Ao longo de oito episódios – que quase não evocam a sensação de “encheção de linguiça” presente em muitas séries atuais – os roteiristas, produtores e elenco de “Cangaço Novo” criam um panorama épico de cidades do interior, políticos corruptos e relações familiares conturbadas. As paisagens quase alienígenas da região são usadas com grande efeito em alguns momentos, e as cenas de ação e de assaltos são eletrizantes, filmadas com uma câmera na mão nervosa, planos-sequência bem articulados, e montadas com precisão. Fábio Mendonça, com experiência em outras séries como “A Vida Secreta dos Casais” e “O Doutrinador”, dirige os primeiros quatro episódios, e Aly Muritiba, de Para Minha Amada Morta (2014) e Deserto Particular (2021), comanda os quatro últimos.

CONFIANÇA NA PROPOSTA

Para além da ação, o que também impressiona em Cangaço Novo é a sensação de autenticidade presente nos episódios: as locações são reais, as situações e as pessoas retratadas parecem com as que vemos no Brasil de hoje, e o elenco predominantemente nordestino dá vida à série e ancora a trama grandiosa na realidade da história.
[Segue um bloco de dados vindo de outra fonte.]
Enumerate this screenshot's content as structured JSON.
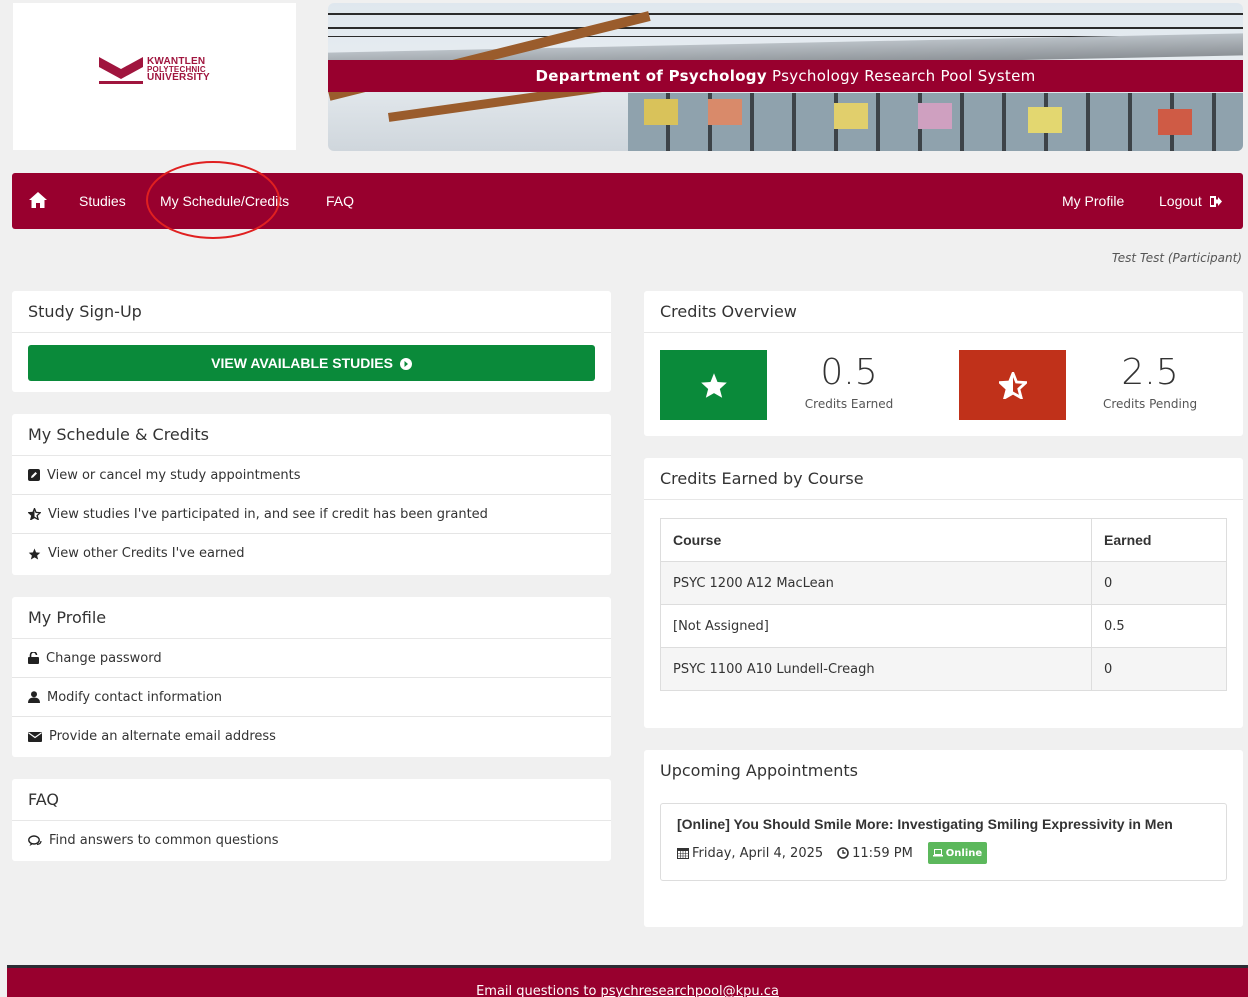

Nomes como Hermila Guedes e Marcélia Cartaxo já têm seus talentos comprovados e fazem ótimos trabalhos aqui, mas são os desempenhos dos pouco conhecidos Allan Souza Lima, como Ubaldo, e de Alice Carvalho, como Dinorah, que mais impressionam: ele, como uma represa de emoção que, aos poucos, aceita seu destino e papel de mito naquela região; e ela, como uma verdadeira força da natureza, ameaçadora e imprevisível, e que também acaba aceitando os próprios atos, e também o irmão. E afinal, esses são os nomes principais que se destacam, mas não há uma única nota dissonante no elenco como um todo.
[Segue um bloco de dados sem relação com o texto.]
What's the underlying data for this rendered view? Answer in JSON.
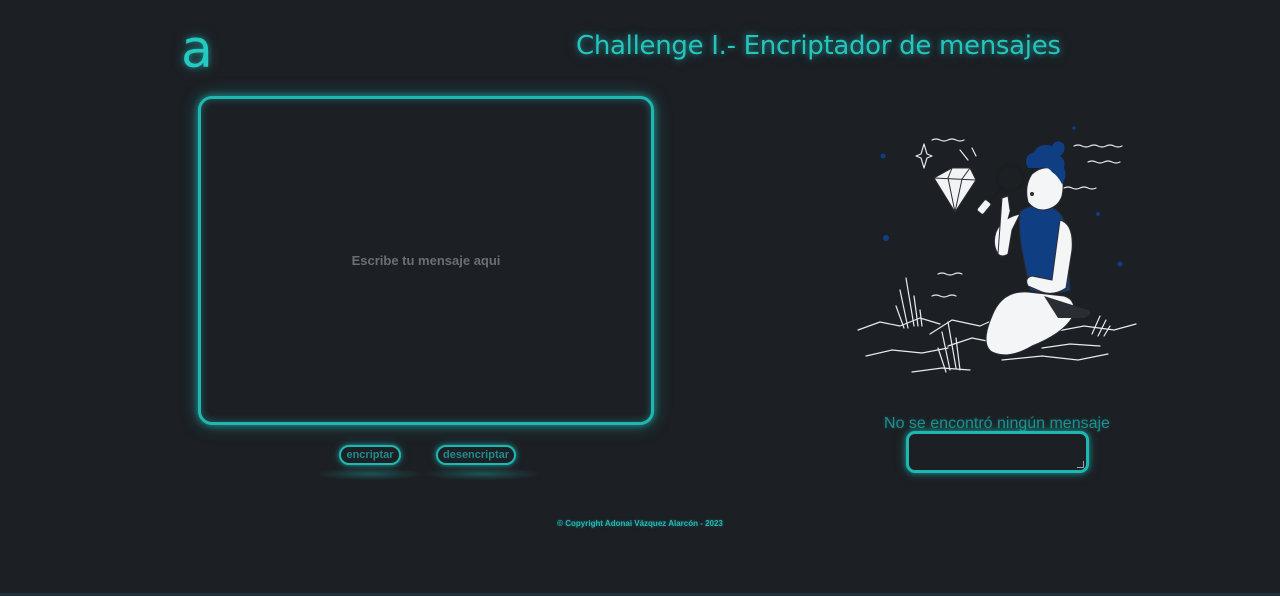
{
  "header": {
    "logo_text": "a",
    "title": "Challenge I.- Encriptador de mensajes"
  },
  "input": {
    "placeholder": "Escribe tu mensaje aqui",
    "value": ""
  },
  "buttons": {
    "encrypt_label": "encriptar",
    "decrypt_label": "desencriptar"
  },
  "output": {
    "empty_message": "No se encontró ningún mensaje",
    "value": ""
  },
  "illustration": {
    "icon": "person-inspecting-diamond-illustration"
  },
  "footer": {
    "copyright": "© Copyright Adonai Vázquez Alarcón - 2023"
  },
  "colors": {
    "background": "#1c1f24",
    "accent": "#1fb7b1",
    "title": "#26c4be",
    "illustration_blue": "#0f3e82"
  }
}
Claro, a história em si trata de um velho dilema humano: afinal, o que é mais importante na constituição de uma pessoa – a sua natureza ou o local e as circunstâncias de sua criação? A forma como o protagonista, o herói – ou seria um anti-herói? – lida com seu dilema é o material do qual vários dramas televisivos já foram feitos. Mas essa narrativa se encaixa de modo orgânico no contexto brasileiro e do nordestern, e “Cangaço Novo” é tão ambiciosa e confiante na sua proposta que consegue até encaixar uma participação especial do cangaceiro Lampião em dado momento, e faz isso funcionar.
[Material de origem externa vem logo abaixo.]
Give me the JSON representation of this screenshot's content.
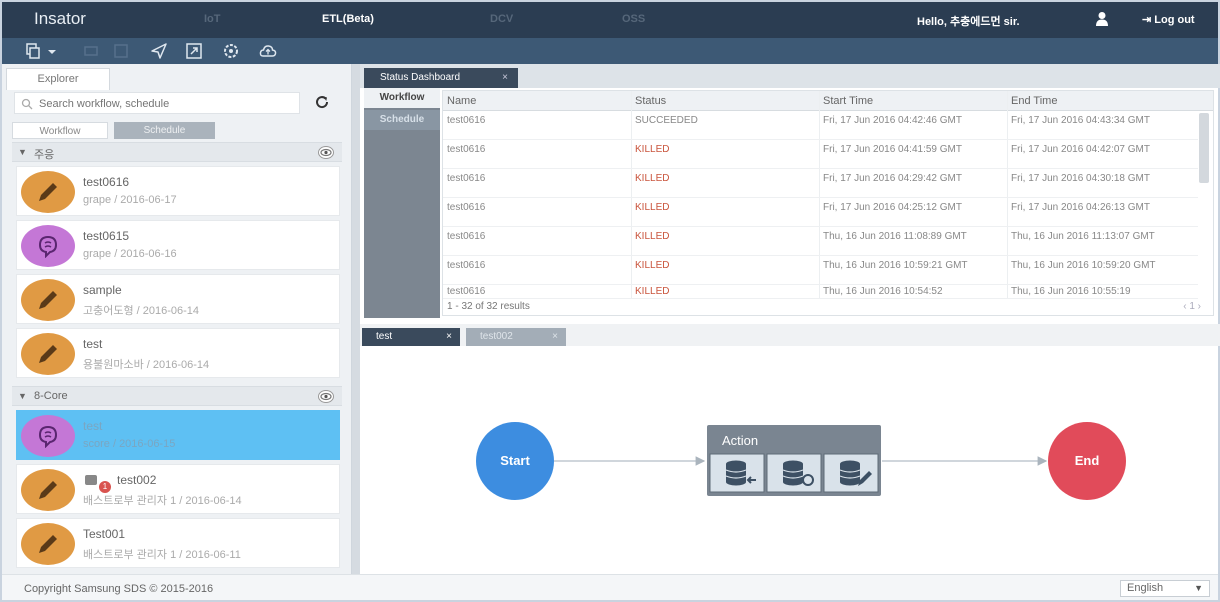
{
  "header": {
    "brand": "Insator",
    "nav": [
      "IoT",
      "ETL(Beta)",
      "DCV",
      "OSS"
    ],
    "active_nav": "ETL(Beta)",
    "greeting": "Hello, 추충에드먼 sir.",
    "logout": "Log out"
  },
  "toolbar": {
    "icons": [
      "copy-icon",
      "send-icon",
      "export-icon",
      "settings-icon",
      "cloud-upload-icon"
    ]
  },
  "explorer": {
    "tab": "Explorer",
    "search_placeholder": "Search workflow, schedule",
    "tabs": {
      "workflow": "Workflow",
      "schedule": "Schedule"
    },
    "groups": [
      {
        "name": "주응",
        "items": [
          {
            "title": "test0616",
            "subtitle": "grape / 2016-06-17",
            "icon": "pencil-icon",
            "color": "#e09a44"
          },
          {
            "title": "test0615",
            "subtitle": "grape / 2016-06-16",
            "icon": "brain-icon",
            "color": "#c477d6"
          },
          {
            "title": "sample",
            "subtitle": "고충어도형 / 2016-06-14",
            "icon": "pencil-icon",
            "color": "#e09a44"
          },
          {
            "title": "test",
            "subtitle": "용불원마소바 / 2016-06-14",
            "icon": "pencil-icon",
            "color": "#e09a44"
          }
        ]
      },
      {
        "name": "8-Core",
        "items": [
          {
            "title": "test",
            "subtitle": "score / 2016-06-15",
            "icon": "brain-icon",
            "color": "#c477d6",
            "selected": true
          },
          {
            "title": "test002",
            "subtitle": "배스트로부 관리자 1 / 2016-06-14",
            "icon": "pencil-icon",
            "color": "#e09a44",
            "badge": "1"
          },
          {
            "title": "Test001",
            "subtitle": "배스트로부 관리자 1 / 2016-06-11",
            "icon": "pencil-icon",
            "color": "#e09a44"
          }
        ]
      }
    ]
  },
  "dashboard": {
    "tab": "Status Dashboard",
    "side": [
      "Workflow",
      "Schedule"
    ],
    "columns": [
      "Name",
      "Status",
      "Start Time",
      "End Time"
    ],
    "rows": [
      [
        "test0616",
        "SUCCEEDED",
        "Fri, 17 Jun 2016 04:42:46 GMT",
        "Fri, 17 Jun 2016 04:43:34 GMT"
      ],
      [
        "test0616",
        "KILLED",
        "Fri, 17 Jun 2016 04:41:59 GMT",
        "Fri, 17 Jun 2016 04:42:07 GMT"
      ],
      [
        "test0616",
        "KILLED",
        "Fri, 17 Jun 2016 04:29:42 GMT",
        "Fri, 17 Jun 2016 04:30:18 GMT"
      ],
      [
        "test0616",
        "KILLED",
        "Fri, 17 Jun 2016 04:25:12 GMT",
        "Fri, 17 Jun 2016 04:26:13 GMT"
      ],
      [
        "test0616",
        "KILLED",
        "Thu, 16 Jun 2016 11:08:89 GMT",
        "Thu, 16 Jun 2016 11:13:07 GMT"
      ],
      [
        "test0616",
        "KILLED",
        "Thu, 16 Jun 2016 10:59:21 GMT",
        "Thu, 16 Jun 2016 10:59:20 GMT"
      ],
      [
        "test0616",
        "KILLED",
        "Thu, 16 Jun 2016 10:54:52",
        "Thu, 16 Jun 2016 10:55:19"
      ]
    ],
    "result_count": "1 - 32 of 32 results",
    "pager": "‹ 1 ›"
  },
  "editor": {
    "tabs": [
      "test",
      "test002"
    ],
    "flow": {
      "start": "Start",
      "action": "Action",
      "end": "End"
    },
    "colors": {
      "start": "#3d8de0",
      "end": "#e14b5a",
      "action": "#7a8591"
    }
  },
  "footer": {
    "copyright": "Copyright Samsung SDS © 2015-2016",
    "language": "English"
  }
}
Aqui e ali, há uma pequena escorregada – um ladrão que chama o nome de um comparsa durante o roubo e nada acontece; ou um evento importante na vida de uma personagem que é somente mencionado, mas não de fato mostrado. Mas são detalhes, diante das grandes qualidades do seriado: Cangaço Novo já é uma das melhores séries do ano, é acessível, bem escrita e com uma visão dramática clara, e volta a mostrar o nordestern para o mundo, como várias as obras do gênero já o fizeram. Que venha a segunda temporada.